This movie "Le Grand Jeu" is an interesting labyrinth in the french world of political and administrative manipulation. But the script is not really clear enough, it doesn't reach the ultimate highlights of Costa-Gavras or André Cayatte. Nicolas Meriser gets lost in his subject without taking off. But it's getting better than his short movies, like "la République" or "Agit Pop" which are ridiculous in their demonstration with absolutely no conviction. In these three movies I've seen, settings and photography are rather poor.
Game Of Drones
It's just as well you can't copyright a title otherwise Nicholas Pariser might find himself in very deep s**t indeed. Jacques Feyder made the definitive Le Grand Jeu back in the day - the early thirties if anybody asks you - and whilst Pariser is frying a very different kettle of fish vastly inferior to the pate de fois served up by Feyder he does 'borrow' the central idea of a protagonist fleeing his natural habitat in the opening reel and the 'plot' developing in an alien (to the protagonist) locale.

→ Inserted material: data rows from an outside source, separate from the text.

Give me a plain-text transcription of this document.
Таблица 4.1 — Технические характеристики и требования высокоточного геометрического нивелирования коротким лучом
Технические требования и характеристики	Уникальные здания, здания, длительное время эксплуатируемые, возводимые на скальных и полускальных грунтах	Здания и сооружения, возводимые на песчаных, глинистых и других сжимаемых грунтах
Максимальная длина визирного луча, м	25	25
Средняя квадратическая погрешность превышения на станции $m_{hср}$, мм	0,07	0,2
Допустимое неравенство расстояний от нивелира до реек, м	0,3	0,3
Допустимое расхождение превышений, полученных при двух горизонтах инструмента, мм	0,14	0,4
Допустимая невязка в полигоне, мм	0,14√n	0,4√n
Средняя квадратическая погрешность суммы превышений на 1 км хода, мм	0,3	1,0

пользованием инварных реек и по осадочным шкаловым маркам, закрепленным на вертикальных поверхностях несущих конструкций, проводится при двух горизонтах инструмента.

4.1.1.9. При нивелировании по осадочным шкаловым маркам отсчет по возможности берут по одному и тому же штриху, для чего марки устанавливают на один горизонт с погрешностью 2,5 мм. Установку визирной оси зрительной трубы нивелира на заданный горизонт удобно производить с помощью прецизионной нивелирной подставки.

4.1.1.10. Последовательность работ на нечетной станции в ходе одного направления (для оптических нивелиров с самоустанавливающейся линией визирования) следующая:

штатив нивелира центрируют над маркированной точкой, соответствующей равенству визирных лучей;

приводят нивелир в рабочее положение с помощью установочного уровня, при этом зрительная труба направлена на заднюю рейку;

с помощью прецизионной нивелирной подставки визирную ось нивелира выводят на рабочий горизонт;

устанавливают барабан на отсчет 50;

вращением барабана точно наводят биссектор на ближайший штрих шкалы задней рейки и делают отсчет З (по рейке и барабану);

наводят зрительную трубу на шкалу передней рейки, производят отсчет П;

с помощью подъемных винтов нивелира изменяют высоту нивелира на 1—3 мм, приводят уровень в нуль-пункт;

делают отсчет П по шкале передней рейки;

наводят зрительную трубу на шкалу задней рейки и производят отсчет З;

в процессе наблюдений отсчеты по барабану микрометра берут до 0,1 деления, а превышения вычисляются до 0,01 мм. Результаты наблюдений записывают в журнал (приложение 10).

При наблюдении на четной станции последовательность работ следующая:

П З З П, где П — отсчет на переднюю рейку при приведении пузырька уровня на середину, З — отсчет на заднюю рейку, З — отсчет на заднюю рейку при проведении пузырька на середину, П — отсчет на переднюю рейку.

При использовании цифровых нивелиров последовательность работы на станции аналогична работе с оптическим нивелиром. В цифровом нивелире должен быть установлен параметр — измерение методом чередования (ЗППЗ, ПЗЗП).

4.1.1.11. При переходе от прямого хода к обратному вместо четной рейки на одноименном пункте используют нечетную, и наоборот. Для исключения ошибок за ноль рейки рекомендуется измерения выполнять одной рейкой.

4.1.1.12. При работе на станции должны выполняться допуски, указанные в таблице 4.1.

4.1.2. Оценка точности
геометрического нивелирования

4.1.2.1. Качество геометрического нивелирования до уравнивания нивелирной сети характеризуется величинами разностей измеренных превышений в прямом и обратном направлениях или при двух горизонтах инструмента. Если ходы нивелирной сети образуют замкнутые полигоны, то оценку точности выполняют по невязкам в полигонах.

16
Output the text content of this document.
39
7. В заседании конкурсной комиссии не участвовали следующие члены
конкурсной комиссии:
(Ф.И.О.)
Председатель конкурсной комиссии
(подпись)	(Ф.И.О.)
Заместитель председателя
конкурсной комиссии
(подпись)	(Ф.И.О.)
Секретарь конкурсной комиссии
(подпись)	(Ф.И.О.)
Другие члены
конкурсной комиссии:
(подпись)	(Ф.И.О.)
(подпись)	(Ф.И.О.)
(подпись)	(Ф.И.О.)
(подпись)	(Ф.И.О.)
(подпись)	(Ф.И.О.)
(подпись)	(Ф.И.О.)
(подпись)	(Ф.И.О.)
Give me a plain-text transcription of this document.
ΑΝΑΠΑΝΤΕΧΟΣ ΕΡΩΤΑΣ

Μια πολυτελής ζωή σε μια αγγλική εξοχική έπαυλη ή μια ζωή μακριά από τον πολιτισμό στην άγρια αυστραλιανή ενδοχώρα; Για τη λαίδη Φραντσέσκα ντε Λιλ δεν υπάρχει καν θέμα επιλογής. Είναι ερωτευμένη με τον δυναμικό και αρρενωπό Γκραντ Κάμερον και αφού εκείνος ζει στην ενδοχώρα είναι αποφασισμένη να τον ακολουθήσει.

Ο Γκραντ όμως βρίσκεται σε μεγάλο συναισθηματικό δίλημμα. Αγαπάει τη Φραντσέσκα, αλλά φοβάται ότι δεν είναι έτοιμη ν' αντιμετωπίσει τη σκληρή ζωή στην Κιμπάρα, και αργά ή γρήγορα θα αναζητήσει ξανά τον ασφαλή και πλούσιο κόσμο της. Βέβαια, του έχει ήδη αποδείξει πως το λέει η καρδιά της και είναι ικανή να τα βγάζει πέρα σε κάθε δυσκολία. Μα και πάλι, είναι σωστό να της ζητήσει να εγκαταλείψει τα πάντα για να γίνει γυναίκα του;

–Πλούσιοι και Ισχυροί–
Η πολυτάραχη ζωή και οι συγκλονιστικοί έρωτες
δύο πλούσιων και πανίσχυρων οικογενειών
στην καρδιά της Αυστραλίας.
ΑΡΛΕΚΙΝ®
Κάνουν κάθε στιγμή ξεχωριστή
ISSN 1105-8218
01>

Given the world we are now obliged to live in it is inevitable that filmmakers will begin to explore extremist groups in depth or, as here, in shallow. Melville Poupaud, a fortyish writer whose career peaked around fifteen years ago is approached at a casino by Andre Dussollier who suggests Poupaud might like to do a book on a dodgy political figure. Before you can say Jeremy Corbyn he finds himself on the run and lying low in a sort of French kibbutz of left-wing rabble rousers where, against his common sense, he falls for an attractive dissident. There you have it. I watched it for Andre Dussollier and so long as he was on screen I wasn't disappointed. Alas, there are stretches of time when he is not on screen.